Thursday, July 2, 2009
Selling My Survival
I love dreams. I think they are fascinating in their symbolism. I've become an amateur dream guru. I don't often remember my dreams, unfortunately. When I do, I take great delight in deciphering them. Well the one I had last night just didn't give me a challenge at all! It was so obvious, it was ridiculous. It did make me laugh, though, in the plain talk of it's message.
My father grew up in an old farmhouse. His whole dysfunctional family lived there many years. He moved out when he married my Mom; his parents and sister stayed. There was a barn with horses, which were my passion when I was younger. My brother and I spent many summers there. My grandparents slept downstairs. My Aunt's room and a guest room were upstairs. I slept on a roll out bed in my Aunt's room and my brother was in the next room. My Aunt worked the night shift and therefore didn't get home until about 2am. You can see the kind of freedom and opportunity that afforded my brother to abuse me on a regular basis.
In my dream, this house was for sale and I desperately wanted to buy it. I was looking around at it's state of disrepair thinking "I can fix this, I can fix that. I can replace those. I can make this work." Every single thing was crumbling, filthy, falling apart. I was trying to hide things that were broken and playing down the seriousness of the homes condition. My BFF was there and my contractor Dave was also there. I looked to Dave and I said "What do you think? We can make this work, right?" He shook his head and said "Don't do it."
At the same time, I was trying to figure out how I was going to get the money to buy this house I was still so determined to buy.

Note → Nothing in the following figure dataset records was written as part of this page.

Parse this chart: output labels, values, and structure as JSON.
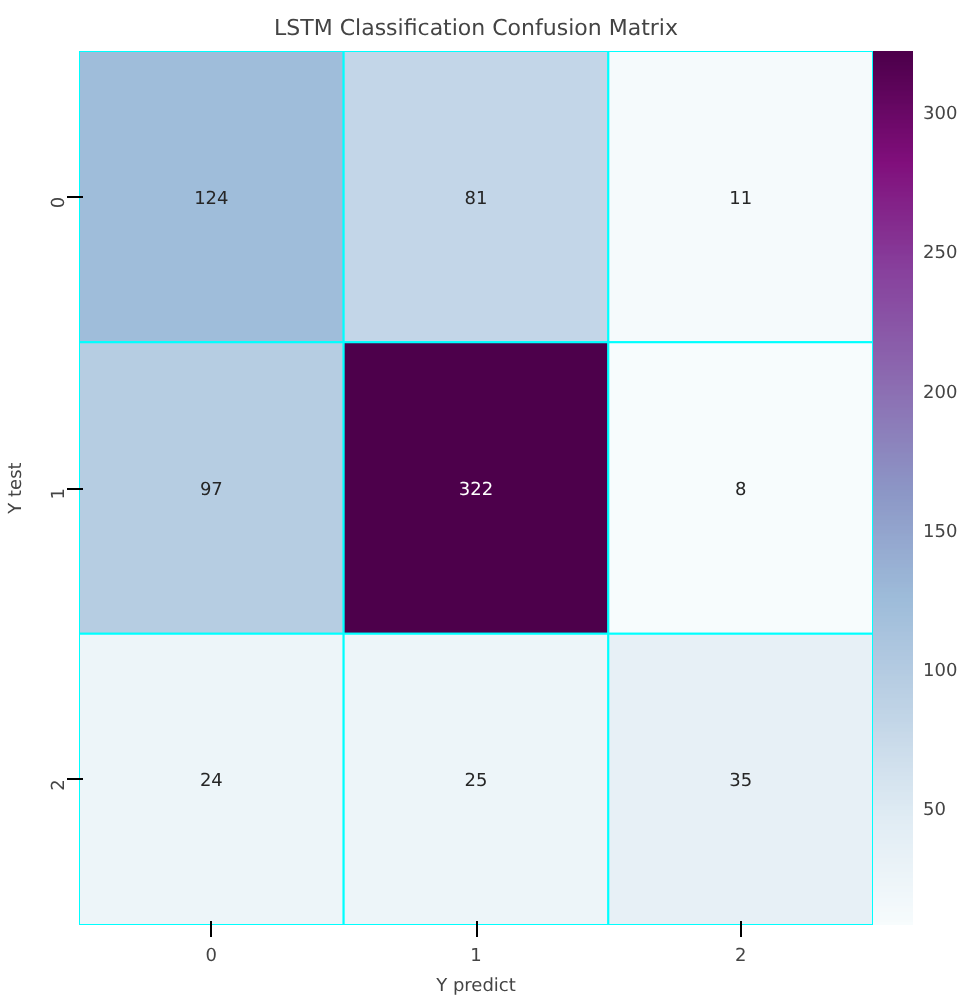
{
  "chart_data": {
    "type": "heatmap",
    "title": "LSTM Classification Confusion Matrix",
    "xlabel": "Y predict",
    "ylabel": "Y test",
    "categories": [
      "0",
      "1",
      "2"
    ],
    "y_categories": [
      "0",
      "1",
      "2"
    ],
    "cells": [
      [
        124,
        81,
        11
      ],
      [
        97,
        322,
        8
      ],
      [
        24,
        25,
        35
      ]
    ],
    "data_labels": true,
    "clim": [
      8,
      322
    ],
    "cticks": [
      50,
      100,
      150,
      200,
      250,
      300
    ]
  }
}
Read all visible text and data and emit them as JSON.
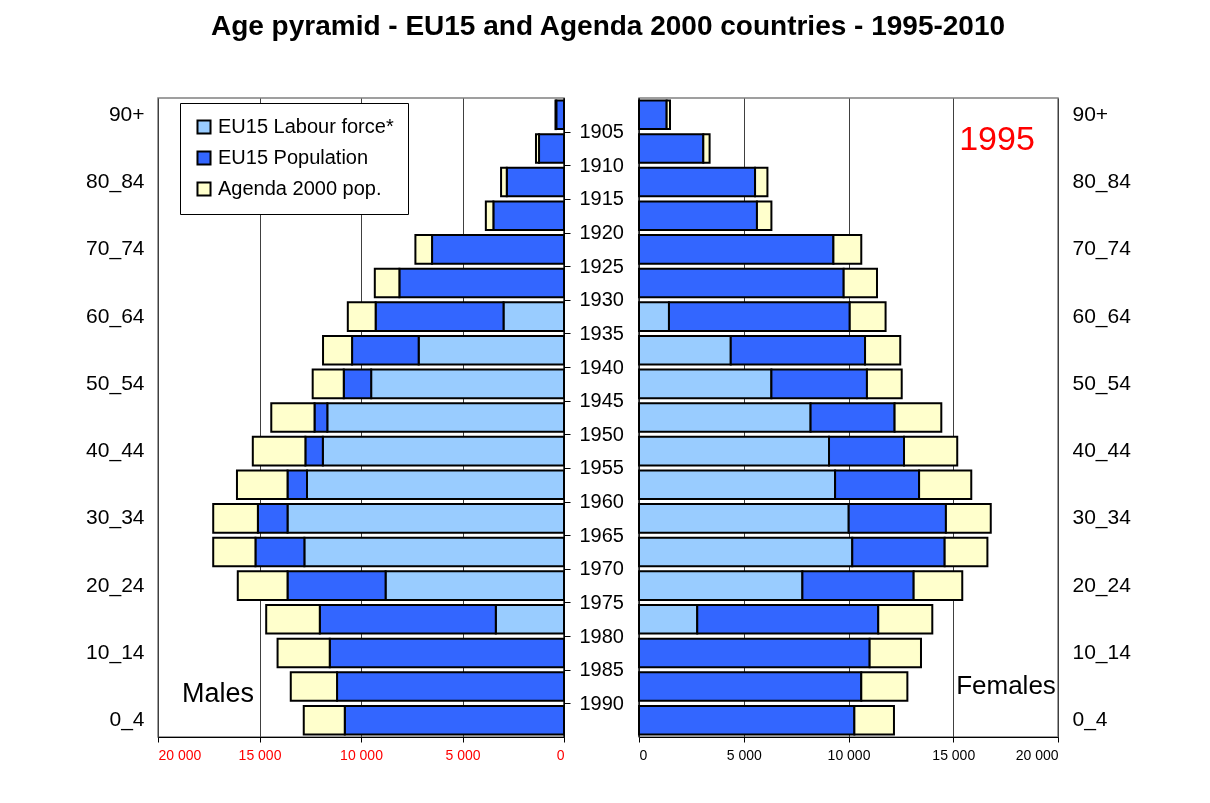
{
  "chart_data": [
    {
      "type": "bar",
      "title": "Age pyramid - EU15 and Agenda 2000 countries - 1995-2010",
      "orientation": "horizontal",
      "stacked": true,
      "categories": [
        "90+",
        null,
        "80_84",
        null,
        "70_74",
        null,
        "60_64",
        null,
        "50_54",
        null,
        "40_44",
        null,
        "30_34",
        null,
        "20_24",
        null,
        "10_14",
        null,
        "0_4"
      ],
      "xlim": [
        20000,
        0
      ],
      "xticks": [
        {
          "value": 20000,
          "label": "20 000"
        },
        {
          "value": 15000,
          "label": "15 000"
        },
        {
          "value": 10000,
          "label": "10 000"
        },
        {
          "value": 5000,
          "label": "5 000"
        },
        0
      ],
      "y2lim": [
        1995,
        1900
      ],
      "y2ticks": [
        1905,
        1910,
        1915,
        1920,
        1925,
        1930,
        1935,
        1940,
        1945,
        1950,
        1955,
        1960,
        1965,
        1970,
        1975,
        1980,
        1985,
        1990
      ],
      "grid": "x",
      "legend": "top left",
      "series": [
        {
          "name": "EU15 Labour force*",
          "color": "#99ccff",
          "values": [
            null,
            null,
            null,
            null,
            null,
            null,
            2980,
            7160,
            9500,
            11660,
            11880,
            12660,
            13620,
            12790,
            8790,
            3360,
            null,
            null,
            null
          ]
        },
        {
          "name": "EU15 Population",
          "color": "#3366ff",
          "values": [
            380,
            1230,
            2820,
            3480,
            6500,
            8110,
            6300,
            3280,
            1350,
            630,
            860,
            960,
            1460,
            2410,
            4830,
            8670,
            11540,
            11180,
            10800
          ]
        },
        {
          "name": "Agenda 2000 pop.",
          "color": "#ffffcc",
          "values": [
            40,
            150,
            280,
            370,
            820,
            1210,
            1370,
            1430,
            1530,
            2130,
            2590,
            2490,
            2200,
            2080,
            2450,
            2640,
            2570,
            2280,
            2020
          ]
        }
      ],
      "annotations": [
        "Males"
      ]
    },
    {
      "type": "bar",
      "orientation": "horizontal",
      "stacked": true,
      "categories": [
        "90+",
        null,
        "80_84",
        null,
        "70_74",
        null,
        "60_64",
        null,
        "50_54",
        null,
        "40_44",
        null,
        "30_34",
        null,
        "20_24",
        null,
        "10_14",
        null,
        "0_4"
      ],
      "xlim": [
        0,
        20000
      ],
      "xticks": [
        0,
        {
          "value": 5000,
          "label": "5 000"
        },
        {
          "value": 10000,
          "label": "10 000"
        },
        {
          "value": 15000,
          "label": "15 000"
        },
        {
          "value": 20000,
          "label": "20 000"
        }
      ],
      "grid": "x",
      "series": [
        {
          "color": "#99ccff",
          "values": [
            null,
            null,
            null,
            null,
            null,
            null,
            1430,
            4380,
            6320,
            8190,
            9070,
            9360,
            10010,
            10180,
            7800,
            2780,
            null,
            null,
            null
          ]
        },
        {
          "color": "#3366ff",
          "values": [
            1320,
            3070,
            5540,
            5630,
            9280,
            9770,
            8630,
            6410,
            4560,
            4010,
            3580,
            4010,
            4640,
            4410,
            5310,
            8640,
            11010,
            10610,
            10280
          ]
        },
        {
          "color": "#ffffcc",
          "values": [
            160,
            300,
            590,
            690,
            1330,
            1590,
            1710,
            1680,
            1660,
            2230,
            2540,
            2490,
            2140,
            2040,
            2320,
            2580,
            2450,
            2200,
            1890
          ]
        }
      ],
      "annotations": [
        "1995",
        "Females"
      ]
    }
  ]
}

I found a small curio cabinet that was filled with tiny figurines of wolves. I took two of them and I drove down the road where there was an Indian at the side of the street. I pulled over and tried to sell these wolf figures to him. He asked me if I was sure and, when I said yes, he paid me a great deal of money for them. I returned to the house and looked at the remaining figurines again. Although I knew I could sell them to pay for the house, I suddenly realized how valuable they were and knew it was not worth giving them up to buy this house that was falling down.

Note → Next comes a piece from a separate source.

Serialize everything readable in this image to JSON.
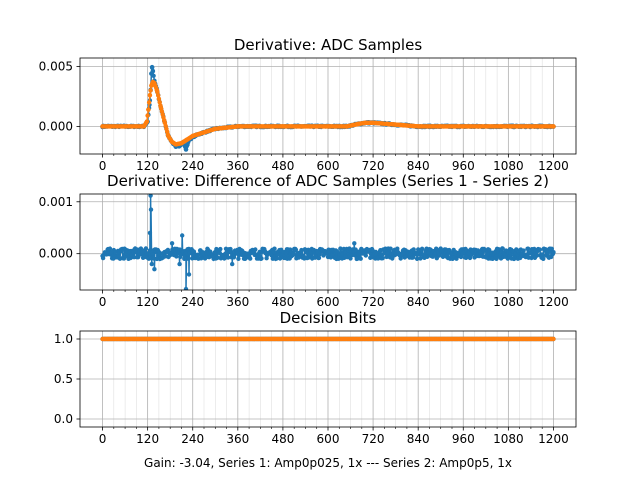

So the first part of the dream.....completely obvious. My abusive past, trying to cover it up, trying to fix it. The second part still made sense but I wasn't sure about the symbolism of wolves and indians so I looked them up in my trusty dream dictionary. Wolves symbolize survival and Indians represent the primitive and instinctual aspect of yourself. So I was trying to "sell" my survival to hold onto my past and the Indian, my instincts, made me realize that the "wolves" were too valuable to let go of. Great dream. Great lesson.